References
Uncontrolled asthma in primary care: part 1
Abstract
Uncontrolled asthma places patients at risk of asthma attack, hospital admission and death. Andrew Booth highlights strategies that may be used in primary care to identify these patients
This article will help nurses to identify uncontrolled asthma in a primary care setting, and support the identification of people who may be at risk from asthma attack, hospital admission or death. Guideline-defined asthma control is covered, along with the appropriate tools used to measure asthma control. The difference between asthma severity, asthma control and risk of attack is discussed, with practical advice from national and international asthma guidelines. Strategies and interventions that may be of use in primary care are highlighted, and a look at how research is helping identify new ways of supporting people with uncontrolled asthma.

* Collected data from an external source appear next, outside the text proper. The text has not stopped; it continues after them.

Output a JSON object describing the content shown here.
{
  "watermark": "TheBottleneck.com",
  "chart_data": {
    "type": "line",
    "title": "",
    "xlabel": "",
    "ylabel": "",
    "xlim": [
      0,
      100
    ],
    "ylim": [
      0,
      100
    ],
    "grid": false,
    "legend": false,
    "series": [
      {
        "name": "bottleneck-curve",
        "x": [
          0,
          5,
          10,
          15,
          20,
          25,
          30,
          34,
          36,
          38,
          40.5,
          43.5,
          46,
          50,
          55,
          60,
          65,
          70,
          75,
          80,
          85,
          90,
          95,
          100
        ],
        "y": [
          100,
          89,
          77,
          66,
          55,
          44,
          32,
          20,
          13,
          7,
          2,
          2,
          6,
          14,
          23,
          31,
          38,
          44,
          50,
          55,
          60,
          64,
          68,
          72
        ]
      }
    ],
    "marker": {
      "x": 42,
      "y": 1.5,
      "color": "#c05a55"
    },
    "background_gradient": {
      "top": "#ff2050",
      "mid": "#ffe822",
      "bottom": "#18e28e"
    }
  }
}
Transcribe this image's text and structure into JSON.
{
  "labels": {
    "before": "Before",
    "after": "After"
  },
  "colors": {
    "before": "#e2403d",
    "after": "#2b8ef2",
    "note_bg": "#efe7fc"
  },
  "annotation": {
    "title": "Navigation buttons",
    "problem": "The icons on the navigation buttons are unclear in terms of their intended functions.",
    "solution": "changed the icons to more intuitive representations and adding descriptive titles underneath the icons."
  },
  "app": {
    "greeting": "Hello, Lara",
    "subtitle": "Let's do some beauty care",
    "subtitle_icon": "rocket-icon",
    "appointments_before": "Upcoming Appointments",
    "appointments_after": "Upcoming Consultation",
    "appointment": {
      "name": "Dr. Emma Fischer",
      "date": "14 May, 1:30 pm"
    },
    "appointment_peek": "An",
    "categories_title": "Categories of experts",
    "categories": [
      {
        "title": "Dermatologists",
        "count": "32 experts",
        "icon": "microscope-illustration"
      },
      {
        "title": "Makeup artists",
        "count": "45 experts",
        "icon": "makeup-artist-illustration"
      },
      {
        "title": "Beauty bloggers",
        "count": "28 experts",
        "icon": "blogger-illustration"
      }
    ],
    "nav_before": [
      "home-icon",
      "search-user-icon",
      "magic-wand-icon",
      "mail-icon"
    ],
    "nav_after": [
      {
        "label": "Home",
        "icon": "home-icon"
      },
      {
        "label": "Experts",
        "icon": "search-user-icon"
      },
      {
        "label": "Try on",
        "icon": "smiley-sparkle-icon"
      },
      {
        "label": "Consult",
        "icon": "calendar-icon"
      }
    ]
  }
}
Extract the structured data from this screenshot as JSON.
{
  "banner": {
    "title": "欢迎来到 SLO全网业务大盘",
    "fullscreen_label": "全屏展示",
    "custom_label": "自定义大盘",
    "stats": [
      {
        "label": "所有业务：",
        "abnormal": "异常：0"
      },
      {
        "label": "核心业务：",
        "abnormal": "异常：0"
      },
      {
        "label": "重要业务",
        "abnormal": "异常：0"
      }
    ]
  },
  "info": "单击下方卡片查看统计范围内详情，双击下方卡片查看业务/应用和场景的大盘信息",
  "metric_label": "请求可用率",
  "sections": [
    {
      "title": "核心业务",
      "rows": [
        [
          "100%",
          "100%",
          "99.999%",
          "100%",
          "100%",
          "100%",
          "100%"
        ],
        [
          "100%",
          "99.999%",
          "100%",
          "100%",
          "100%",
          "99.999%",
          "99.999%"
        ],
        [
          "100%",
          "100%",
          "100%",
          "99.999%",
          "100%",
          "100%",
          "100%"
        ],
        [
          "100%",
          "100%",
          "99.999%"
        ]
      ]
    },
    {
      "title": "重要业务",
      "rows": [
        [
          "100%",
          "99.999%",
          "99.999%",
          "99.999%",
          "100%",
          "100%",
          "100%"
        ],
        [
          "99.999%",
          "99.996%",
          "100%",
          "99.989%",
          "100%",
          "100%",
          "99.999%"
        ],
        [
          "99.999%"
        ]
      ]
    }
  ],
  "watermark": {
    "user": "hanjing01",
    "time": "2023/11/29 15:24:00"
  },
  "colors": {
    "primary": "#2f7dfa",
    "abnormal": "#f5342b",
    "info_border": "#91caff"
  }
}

This article will help nurses to identify uncontrolled asthma in a primary care setting, and support the identification of people who may be at risk from asthma attack, hospital admission or death. Part two of this article will consider how to support and manage people with uncontrolled asthma, and people who may be at risk.
Asthma is a variable respiratory condition, characterised by bronchoconstriction and inflammation of the inside of the airway. The four main symptoms include cough (which is usually unproductive), wheeze (heard on auscultation), chest tightness and breathlessness. Most people with asthma have more than one symptom, which occur in the presence of known triggers (British Thoracic Society/Scottish Intercollegiate Guideline Network (BTS/SIGN), 2019; Global Initiative for Asthma (GINA), 2022). Nearly four people die from asthma every day in the UK, with many of these deaths being preventable (Royal College of Physicians, 2014; British Lung Foundation, 2022). Poor asthma control places a significant burden on health services as well as individuals with asthma, as it can lead to increased number of asthma attacks, hospitalisations and death (Peters et al, 2006).